Nonetheless minimum wages can increase growth as it may put an end to reliance on cheap labour, encouraging firms to discover more efficient allocation of resources. Moreover, minimum wage laws are seen as a standard for employment rights and can promote fairness in wages. Perhaps this reflects conventional views on human rights and liberty. Certainly some countries have implemented such regulations and are ranked high in income equality; however there are others which have yet to solve this crisis.
Basically this is not a simple ‘cut and paste’ strategy towards equality. Singapore is already well-known for its rules that govern the everyday lives of Singaporeans. Do we want more regulations to dominate our lives? Just like baking a cake, plainly adding more ingredients might not promise a unique taste. Instead it is important to look at other factors that may contribute to the flavour. Countries like Finland for instance have no minimum wage laws; on the contrary laws govern the rights of employees to enter collective bargaining agreements with their employers and the government. Unions in Singapore are arguably not as strong, and employees have limited privileges in bargaining power. By just implementing minimum wage, businesses would simply find other alternative means that may infringe on social welfare.

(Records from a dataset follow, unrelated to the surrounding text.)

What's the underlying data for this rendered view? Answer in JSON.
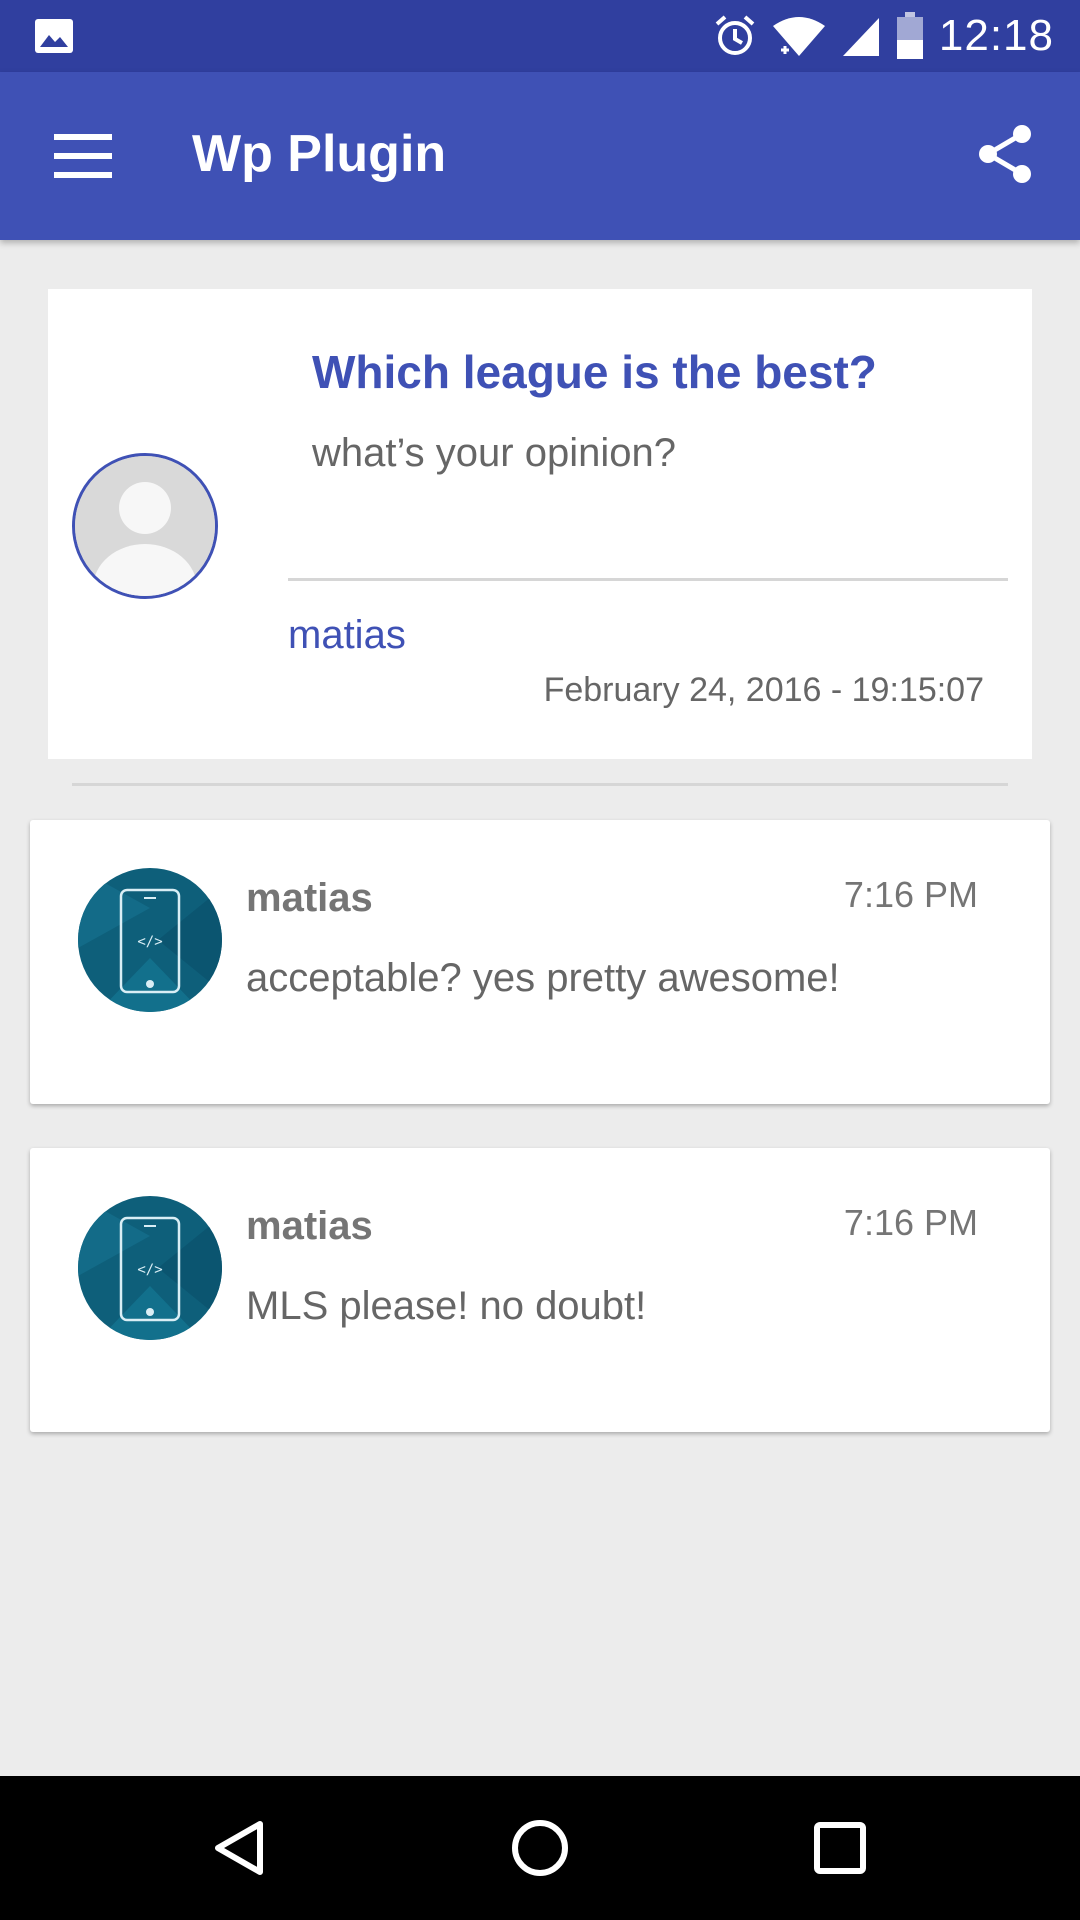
{
  "status_bar": {
    "time": "12:18",
    "icons": [
      "image-icon",
      "alarm-icon",
      "wifi-icon",
      "signal-icon",
      "battery-icon"
    ]
  },
  "app_bar": {
    "title": "Wp Plugin",
    "icons": [
      "menu-icon",
      "share-icon"
    ]
  },
  "question": {
    "title": "Which league is the best?",
    "subtitle": "what’s your opinion?",
    "author": "matias",
    "date": "February 24, 2016 - 19:15:07"
  },
  "comments": [
    {
      "author": "matias",
      "time": "7:16 PM",
      "text": "acceptable? yes pretty awesome!"
    },
    {
      "author": "matias",
      "time": "7:16 PM",
      "text": "MLS please! no doubt!"
    }
  ],
  "nav_bar": {
    "icons": [
      "back-icon",
      "home-icon",
      "recents-icon"
    ]
  },
  "colors": {
    "status_bar": "#303f9f",
    "app_bar": "#3f51b5",
    "accent": "#3f51b5",
    "background": "#ececec",
    "avatar_teal": "#0e5f7a"
  }
}
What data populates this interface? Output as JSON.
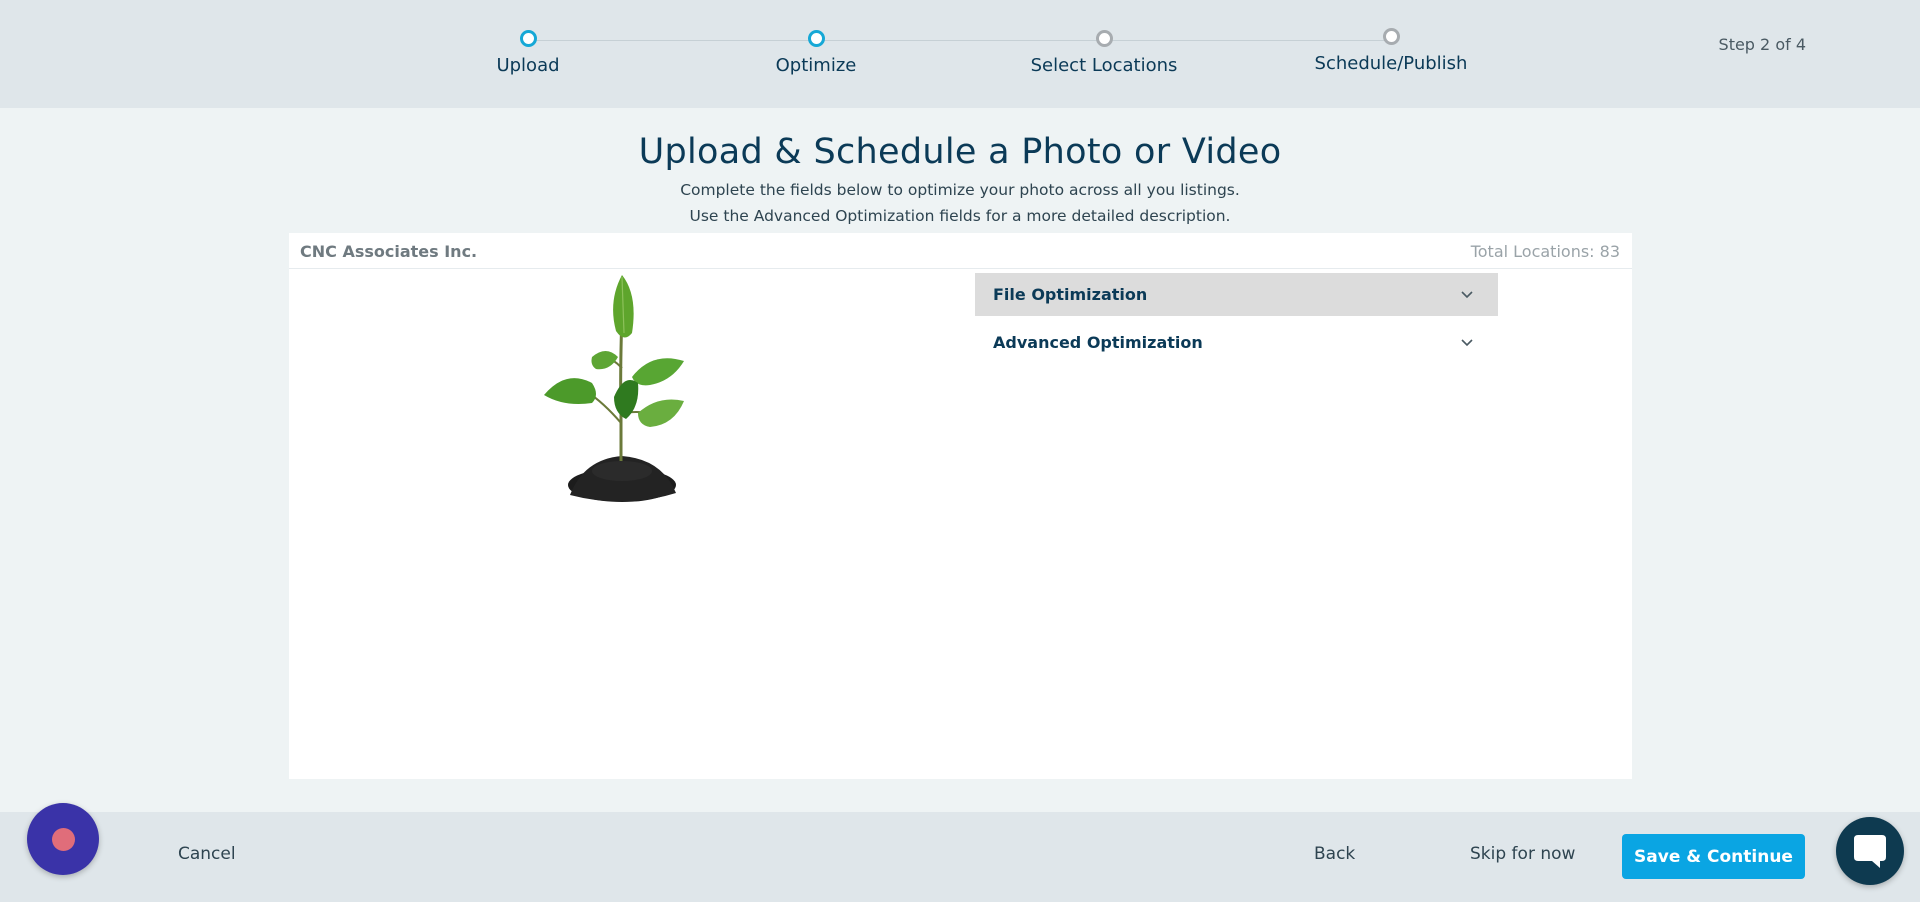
{
  "stepper": {
    "steps": [
      {
        "label": "Upload",
        "state": "complete"
      },
      {
        "label": "Optimize",
        "state": "current"
      },
      {
        "label": "Select Locations",
        "state": "pending"
      },
      {
        "label": "Schedule/Publish",
        "state": "pending"
      }
    ],
    "counter": "Step 2 of 4"
  },
  "header": {
    "title": "Upload & Schedule a Photo or Video",
    "subtitle_1": "Complete the fields below to optimize your photo across all you listings.",
    "subtitle_2": "Use the Advanced Optimization fields for a more detailed description."
  },
  "card": {
    "company": "CNC Associates Inc.",
    "total_locations": "Total Locations: 83",
    "image": "plant-seedling-photo",
    "accordions": [
      {
        "label": "File Optimization",
        "icon": "chevron-down-icon",
        "expanded": false
      },
      {
        "label": "Advanced Optimization",
        "icon": "chevron-down-icon",
        "expanded": false
      }
    ]
  },
  "footer": {
    "cancel": "Cancel",
    "back": "Back",
    "skip": "Skip for now",
    "save": "Save & Continue"
  },
  "widgets": {
    "assistant_icon": "assistant-icon",
    "chat_icon": "chat-bubble-icon"
  },
  "colors": {
    "accent": "#0aa5e3",
    "step_active": "#16a8d6",
    "step_inactive": "#a7acb0",
    "heading": "#0b3a57"
  }
}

This is not a sole remedy which can be handled with the same poison that framed it (以毒攻毒). Economic measures are important, but this income disparity drives deep into the heart of society. The income gap is an economic issue with significant moral disputes. We complain about inflation and condemn the government’s culpability. For the same reasons we fancy inexpensive meals; cheap labour, services, fares……etc.
Balancing income is merely an economic aspect. It also involves us making significant sacrifices. Perhaps we may need to assign part of our income to cheap labour we already take for granted; pay more towards a meal for the opportunity cost forfeited by the hawker uncle and aunts. As the saying goes “Egalitarianism requires a moral recovery as inequality is a spiritual crisis”. A good thought to ponder this ANZAC day.